おや、クァトロくんが面白くなさそうな顔をしている。この勇者様、兄貴が眠っていたからとイキッていたご様子。
狙撃兵との距離がぐんぐん詰まる。
レーザー砲を軽々と躱した兄貴が、狙撃兵の懐に飛び込んでバラバラにされた。
……ええ? 俺はキョドった。普通にレーザー光線でバラされたぞ……。
いや、まだだ! 兄貴の目は生きてるっ。
「おいおい、テメー弱くなったか? 雑魚ばっか相手にして鈍っちゃいましたかァー? そのションベンみてーなレーザーはさ〜」
命の火が熱く、激しく燃え上がる。
兄貴が叫んだ。
「とっくのとうに攻略されてンだろうがぁ!」
狙撃兵はレーザー光線を連射する。全ての銃口を兄貴に向けて乱射している。
だが通用しない。
兄貴の再生力が被ダメを完全に上回っている。四肢の切断はリアルで言えば大ダメージなのだが、ゲームではそうではないのかもしれない。何しろ傷口がくっ付いてしまいさえすれば、手足はそのまま流用できる。イチから再生するよりもコストの消費が少ない。
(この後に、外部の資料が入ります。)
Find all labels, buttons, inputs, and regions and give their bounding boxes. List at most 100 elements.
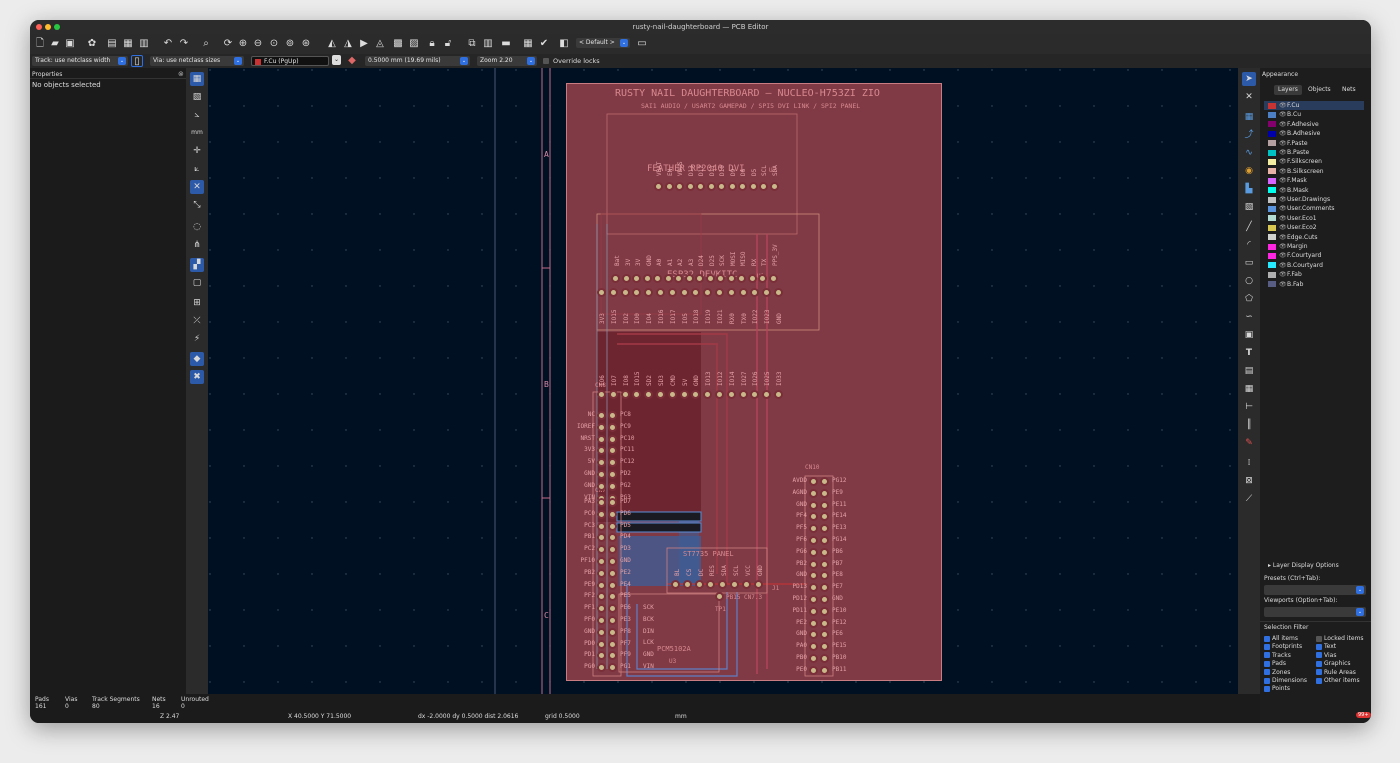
- feather-pad[interactable]: [674, 274, 683, 283]
- layer-pair-icon[interactable]: ◧: [558, 38, 570, 50]
- pcb-canvas[interactable]: A B C RUSTY NAIL DAUGHTERBOARD — NUCLEO-…: [208, 68, 1238, 694]
- redo-icon[interactable]: ↷: [178, 38, 190, 50]
- checkbox[interactable]: [1264, 652, 1270, 659]
- filter-other-items[interactable]: Other items: [1316, 676, 1360, 685]
- cn10-pad[interactable]: [809, 547, 818, 557]
- esp32-pad[interactable]: [715, 390, 724, 399]
- feather-pad[interactable]: [726, 274, 736, 283]
- cn7-pad[interactable]: [608, 580, 617, 590]
- cn7-pad[interactable]: [608, 568, 617, 578]
- zoom-window-button[interactable]: [54, 24, 60, 30]
- layer-row-f-fab[interactable]: 👁︎F.Fab: [1268, 270, 1302, 279]
- visibility-eye-icon[interactable]: 👁︎: [1279, 110, 1287, 119]
- filled-pads-icon[interactable]: ▞: [190, 258, 204, 272]
- undo-icon[interactable]: ↶: [162, 38, 174, 50]
- layer-row-f-courtyard[interactable]: 👁︎F.Courtyard: [1268, 251, 1321, 260]
- esp32-pad[interactable]: [608, 288, 618, 297]
- cn10-pad[interactable]: [820, 547, 829, 557]
- cn10-pad[interactable]: [809, 488, 818, 498]
- layer-row-f-adhesive[interactable]: 👁︎F.Adhesive: [1268, 120, 1319, 129]
- cn8-pad[interactable]: [608, 422, 617, 432]
- layer-row-b-fab[interactable]: 👁︎B.Fab: [1268, 280, 1303, 289]
- layer-row-edge-cuts[interactable]: 👁︎Edge.Cuts: [1268, 233, 1317, 242]
- draw-rectangle-icon[interactable]: ▭: [1242, 256, 1256, 270]
- cn7-pad[interactable]: [597, 616, 606, 625]
- esp32-pad[interactable]: [679, 288, 689, 297]
- visibility-eye-icon[interactable]: 👁︎: [1279, 242, 1287, 251]
- feather-pad[interactable]: [717, 182, 726, 191]
- layer-color-swatch[interactable]: [1268, 177, 1276, 184]
- layer-display-options[interactable]: ▸ Layer Display Options: [1268, 562, 1339, 569]
- layer-select[interactable]: F.Cu (PgUp): [251, 56, 329, 66]
- tracks-display-icon[interactable]: ⤫: [190, 314, 204, 328]
- grid-select[interactable]: 0.5000 mm (19.69 mils) ⌄: [365, 56, 470, 66]
- layer-color-swatch[interactable]: [1268, 196, 1276, 203]
- st7735-pad[interactable]: [694, 580, 704, 589]
- cn7-pad[interactable]: [608, 498, 617, 507]
- show-zones-icon[interactable]: ◌: [190, 220, 204, 234]
- cn10-pad[interactable]: [820, 595, 829, 604]
- feather-pad[interactable]: [759, 182, 768, 191]
- esp32-pad[interactable]: [726, 390, 736, 399]
- cn7-pad[interactable]: [608, 616, 617, 625]
- layer-row-f-silkscreen[interactable]: 👁︎F.Silkscreen: [1268, 157, 1322, 166]
- cn7-pad[interactable]: [597, 639, 606, 649]
- esp32-pad[interactable]: [679, 390, 689, 399]
- feather-pad[interactable]: [768, 274, 778, 283]
- cn7-pad[interactable]: [608, 509, 617, 519]
- feather-pad[interactable]: [727, 182, 737, 191]
- via-size-select[interactable]: Via: use netclass sizes ⌄: [150, 56, 244, 66]
- tab-layers[interactable]: Layers: [1274, 85, 1302, 95]
- curved-ratsnest-icon[interactable]: ⤡: [190, 198, 204, 212]
- feather-pad[interactable]: [654, 182, 663, 191]
- lock-icon[interactable]: 🔒︎: [426, 38, 438, 50]
- override-locks-checkbox[interactable]: [543, 58, 549, 64]
- zoom-select[interactable]: Zoom 2.20 ⌄: [477, 56, 537, 66]
- cn8-pad[interactable]: [597, 411, 606, 420]
- layer-row-b-silkscreen[interactable]: 👁︎B.Silkscreen: [1268, 167, 1324, 176]
- visibility-eye-icon[interactable]: 👁︎: [1279, 233, 1287, 242]
- esp32-pad[interactable]: [738, 390, 748, 399]
- measure-icon[interactable]: ⟋: [1242, 492, 1256, 506]
- ratsnest-icon[interactable]: ✕: [190, 180, 204, 194]
- properties-toggle-icon[interactable]: ✖: [190, 370, 204, 384]
- cn7-pad[interactable]: [597, 580, 606, 590]
- feather-pad[interactable]: [758, 274, 767, 283]
- cn10-pad[interactable]: [820, 606, 829, 616]
- st7735-pad[interactable]: [741, 580, 751, 589]
- add-zone-icon[interactable]: ▙: [1242, 182, 1256, 196]
- ungroup-icon[interactable]: ▨: [408, 38, 420, 50]
- visibility-eye-icon[interactable]: 👁︎: [1279, 101, 1287, 110]
- add-via-icon[interactable]: ◉: [1242, 164, 1256, 178]
- esp32-pad[interactable]: [726, 288, 736, 297]
- toggle-panel-icon[interactable]: ▭: [636, 38, 648, 50]
- cn7-pad[interactable]: [597, 509, 606, 519]
- feather-pad[interactable]: [696, 182, 705, 191]
- add-text-icon[interactable]: T: [1242, 346, 1256, 360]
- feather-pad[interactable]: [621, 274, 631, 283]
- feather-pad[interactable]: [611, 274, 620, 283]
- cn8-pad[interactable]: [597, 481, 606, 491]
- add-table-icon[interactable]: ▦: [1242, 382, 1256, 396]
- minimize-window-button[interactable]: [45, 24, 51, 30]
- checkbox[interactable]: [1316, 643, 1322, 650]
- layer-color-swatch[interactable]: [1268, 271, 1276, 278]
- layer-color-swatch[interactable]: [1268, 262, 1276, 269]
- checkbox[interactable]: [1264, 677, 1270, 684]
- cn10-pad[interactable]: [809, 559, 818, 569]
- layer-row-user-eco2[interactable]: 👁︎User.Eco2: [1268, 223, 1317, 232]
- draw-bezier-icon[interactable]: ∽: [1242, 310, 1256, 324]
- layer-color-swatch[interactable]: [1268, 243, 1276, 250]
- checkbox[interactable]: [1316, 677, 1322, 684]
- draw-circle-icon[interactable]: ○: [1242, 274, 1256, 288]
- layer-row-b-courtyard[interactable]: 👁︎B.Courtyard: [1268, 261, 1323, 270]
- visibility-eye-icon[interactable]: 👁︎: [1279, 204, 1287, 213]
- esp32-pad[interactable]: [620, 390, 630, 399]
- cn8-pad[interactable]: [597, 422, 606, 432]
- visibility-eye-icon[interactable]: 👁︎: [1279, 251, 1287, 260]
- cn10-pad[interactable]: [809, 536, 818, 545]
- checkbox[interactable]: [1316, 652, 1322, 659]
- highlight-net-icon[interactable]: ⚡: [190, 332, 204, 346]
- delete-tool-icon[interactable]: ✎: [1242, 436, 1256, 450]
- layer-row-b-mask[interactable]: 👁︎B.Mask: [1268, 186, 1308, 195]
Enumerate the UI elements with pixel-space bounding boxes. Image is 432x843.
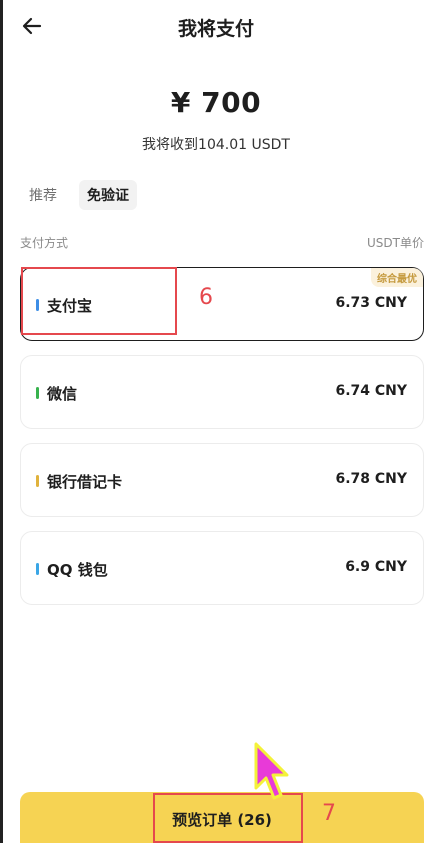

狙撃兵は、少なくとも兄貴に対しては近接戦を避けるべきだった。最低でも手数で勝負するべきではなかった。そのことを今更になって思い出したかのようにチャージを始めるが、
「遅ぇーよ! 間抜け!」
兄貴のほうが早い。槍で串刺しにした狙撃兵をブン投げ、
「おらっ、30秒っつったろ! 弱すぎて予定狂うわ! もうちょい粘れよ! ワンチャンやるから!」
狙撃兵のウジ虫が一斉に羽化した。ハエだ。ブンブンと耳障りな羽音を立てて宿主の人型ロボットを捨てて飛び立ち、一分の乱れもない動きで兄貴を照準に収める。
兄貴が槍を突き出した。
「やっぱダメだな! お前スペック低いわ!」
穂先から光の輪が放たれる。それらは兄貴を包み込むように二重にも三重にも広がり、連鎖した光波がハエさんの群れを呑み込んだ。……やったか?
いや、撃ち漏らしが居たようだ。ぐっと数を減らしたハエさんが合体して巨大化した。腹から生える銃身を一点に集中し、みゅんみゅんとチャージを始める。
しかし、兄貴はわざと殲滅しなかったようだ。
「おら! トロ! トドメはくれてやるよ! お偉い勇者様だもんな? ちょっとくらいは活躍しねえとよ〜。私って優しくね? ヤバくね?」
「はぁ!?」
クァトロくんは不満げだ。割と初期の段階で流れ弾を食らってバラバラに分解された俺を蘇生魔法で回復してくれている。ふわっと幽体離脱した俺は、クァトロくんの必死の看護の甲斐あって現世に復帰することができた。ありがとね。
クァトロくんが巨大化したハエさんを見る。あまり乗り気ではなさそうだ。兄貴は腕組みなどして観戦モードだ。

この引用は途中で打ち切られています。